SF: "Alt-Life", la BD qui permet de mieux comprendre notre époque

Jérôme Lachasse
·4 min de lecture
Détail de la couverture de la BD
Détail de la couverture de la BD

En science-fiction, l'humanité choisit souvent d'abandonner la Terre devenue invivable en s'envolant vers l'espace, à la recherche d'une nouvelle planète. Prenant à rebours ce cliché, les auteurs de BD Thomas Cadène et Joseph Falzon imaginent un tout autre destin aux Terriens, dans leur série Alt-Life, dont le deuxième tome vient de paraître.

"Alt-Life, c’est le monde virtuel dans lequel l'humanité telle qu’on le connaît s’est échappée, parce qu’il était devenu invivable. Plutôt que de partir dans les étoiles, on a imaginé le départ vers l’intérieur. Dans Matrix, c’était vu comme un enfermement. Dans Alt-Life, c’est une libération, un 'reboot' de l'humanité avec des Adam et Eve 2.0", détaille Thomas Cadène, scénariste de ces deux albums à mi-chemin entre le conte philosophique, le récit érotique et la science-fiction.

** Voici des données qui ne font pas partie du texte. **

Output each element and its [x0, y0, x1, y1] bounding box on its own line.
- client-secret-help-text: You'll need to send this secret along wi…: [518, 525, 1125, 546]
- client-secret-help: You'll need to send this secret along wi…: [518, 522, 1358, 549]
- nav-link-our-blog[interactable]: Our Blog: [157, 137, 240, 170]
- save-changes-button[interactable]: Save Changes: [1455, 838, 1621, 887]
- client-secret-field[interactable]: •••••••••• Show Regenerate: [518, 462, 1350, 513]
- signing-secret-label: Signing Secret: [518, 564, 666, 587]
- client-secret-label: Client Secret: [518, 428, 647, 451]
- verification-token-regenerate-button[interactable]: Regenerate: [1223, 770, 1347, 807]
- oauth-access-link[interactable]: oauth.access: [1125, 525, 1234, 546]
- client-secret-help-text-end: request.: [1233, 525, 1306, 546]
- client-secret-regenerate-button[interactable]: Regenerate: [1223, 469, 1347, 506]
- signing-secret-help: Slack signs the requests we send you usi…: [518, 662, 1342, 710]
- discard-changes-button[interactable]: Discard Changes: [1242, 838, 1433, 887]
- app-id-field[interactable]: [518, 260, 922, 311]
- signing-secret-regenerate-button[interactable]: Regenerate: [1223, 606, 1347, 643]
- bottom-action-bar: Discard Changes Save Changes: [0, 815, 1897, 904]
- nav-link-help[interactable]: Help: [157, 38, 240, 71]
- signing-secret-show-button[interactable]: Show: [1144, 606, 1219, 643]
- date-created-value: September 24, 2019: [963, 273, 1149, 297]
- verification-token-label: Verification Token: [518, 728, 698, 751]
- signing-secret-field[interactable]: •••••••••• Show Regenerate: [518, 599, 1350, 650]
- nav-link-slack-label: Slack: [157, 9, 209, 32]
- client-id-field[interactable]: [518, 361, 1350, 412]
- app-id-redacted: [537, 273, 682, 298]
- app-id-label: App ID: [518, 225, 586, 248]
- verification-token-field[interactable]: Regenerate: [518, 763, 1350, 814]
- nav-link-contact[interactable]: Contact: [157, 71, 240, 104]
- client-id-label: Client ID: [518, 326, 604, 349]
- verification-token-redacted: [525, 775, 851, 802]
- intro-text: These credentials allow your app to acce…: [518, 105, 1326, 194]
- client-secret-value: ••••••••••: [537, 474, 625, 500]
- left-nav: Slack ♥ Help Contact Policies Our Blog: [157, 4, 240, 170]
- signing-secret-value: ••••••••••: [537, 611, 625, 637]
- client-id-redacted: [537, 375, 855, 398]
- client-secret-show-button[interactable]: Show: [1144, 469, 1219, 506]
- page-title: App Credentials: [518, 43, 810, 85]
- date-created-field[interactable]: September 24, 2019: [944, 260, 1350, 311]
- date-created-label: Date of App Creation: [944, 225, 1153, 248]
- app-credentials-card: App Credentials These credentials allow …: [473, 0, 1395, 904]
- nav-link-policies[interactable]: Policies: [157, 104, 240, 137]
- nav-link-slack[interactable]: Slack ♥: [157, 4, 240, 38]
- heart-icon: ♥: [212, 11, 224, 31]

Présenté comme un paradis, cette vie alternative est investie par une poignée d'élus (Josiane et René), pionniers d'un nouveau monde 100% virtuel et sans limite dont ont disparu la douleur et les besoins naturels tels que manger ou dormir. Restent le sexe et le vertige de pouvoir créer des mondes entiers, dont ils deviennent les dieux vivants, faillibles et maladroits.

Des scènes d'action inspirées des mangas

L'expérience prend une tournure inquiétante lorsque l'élue, une adolescente, refuse le rôle qu'on lui impose, et les privilèges qui accompagnent ce statut, puisqu'ils supposent que les autres soient défavorisés: "La question qu'on se pose, à l'heure de cette période marquée par le fait religieux, c'est: si on croit en Dieu, est-ce qu’on a vraiment envie qu’il apparaisse? Est-ce qu’on a envie de le rencontrer? Croire en l’idée qu’on se fait de Dieu est beaucoup plus confortable que d’être confronté à une réalité."

Cette histoire assez sombre et violente est paradoxalement dessinée d'une manière assez douce. "Les personnages sont épurés, tandis que les décors foisonnent de détails. Il y a aussi un gros travail de Marie Galopin sur la couleur, qui participe à cette douceur", explique Joseph Falzon, qui a adapté son trait entre ligne claire franco-belge et manga japonais pour bien faire comprendre cette dimension philosophique et religieuse.

"Il y a une sorte de persistance de la légèreté", renchérit Thomas Cadène. "Le seul moment où ça saute un peu, ce sont les moments d’action et de violence. Joseph quitte la ligne claire de Moebius pour aller vers quelque chose de plus japonisant. Contrairement au reste de l’album, l’action a alors plus de chair. L’irruption de la violence dans cette histoire est particulièrement frappante", dit-il à propos des scènes d'action de l'album, inspirées de mangas comme Gunnm et Dragon Ball.

"Avec les lecteurs, on découvre des choses inattendues"

Alt-Life leur permet de questionner les apories du monde contemporain, et l'évolution des rapports humains au cours des quarante dernières années, avec la mainmise de l'informatique sur la vie quotidienne. "Plus jeune, sans doute sous l’influence de Matrix, Strange Days ou Existenz de Cronenberg, je croyais qu’on avait plus de chance de finir dans un ordi que dans l’espace. La réalité me donne un peu raison", ajoute le scénariste. Selon L’Obs, Alt-Life est la BD actuelle "qui parle le mieux de l’époque".

Comme souvent en science-fiction, Alt-Life évoque le "vertige de la condition humaine", où "des humains essayent de lutter avec leurs petits moyens" contre des forces qui les dépassent. Prenant garde de ne pas juger ce futur vers lequel nous nous dirigeons inexorablement, la série est "une exploration dont on sort avec davantage de questions que de réponses", assure Thomas Cadène.

Chacun y voit ce qu'il veut y voir. "Certains y voient quelque chose d'hyper pessimiste ou au contraire quelque chose de possible qui ne serait pas forcément désagréable. Ça questionne, chacun y projette ce qu’il veut. Chacun fait son propre livre. En discutant avec les lecteurs, on découvre des choses inattendues sur notre travail." Le scénariste lui-même n'a pas d'avis définitif sur le sens caché de son œuvre: "Quand j’écris, je pars en exploration avec les personnages."

L'exploration est pour l'instant terminée: "Il est improbable qu'un troisième tome sorte", indique Thomas Cadène, qui précise que "chaque album peut se suffire à lui-même".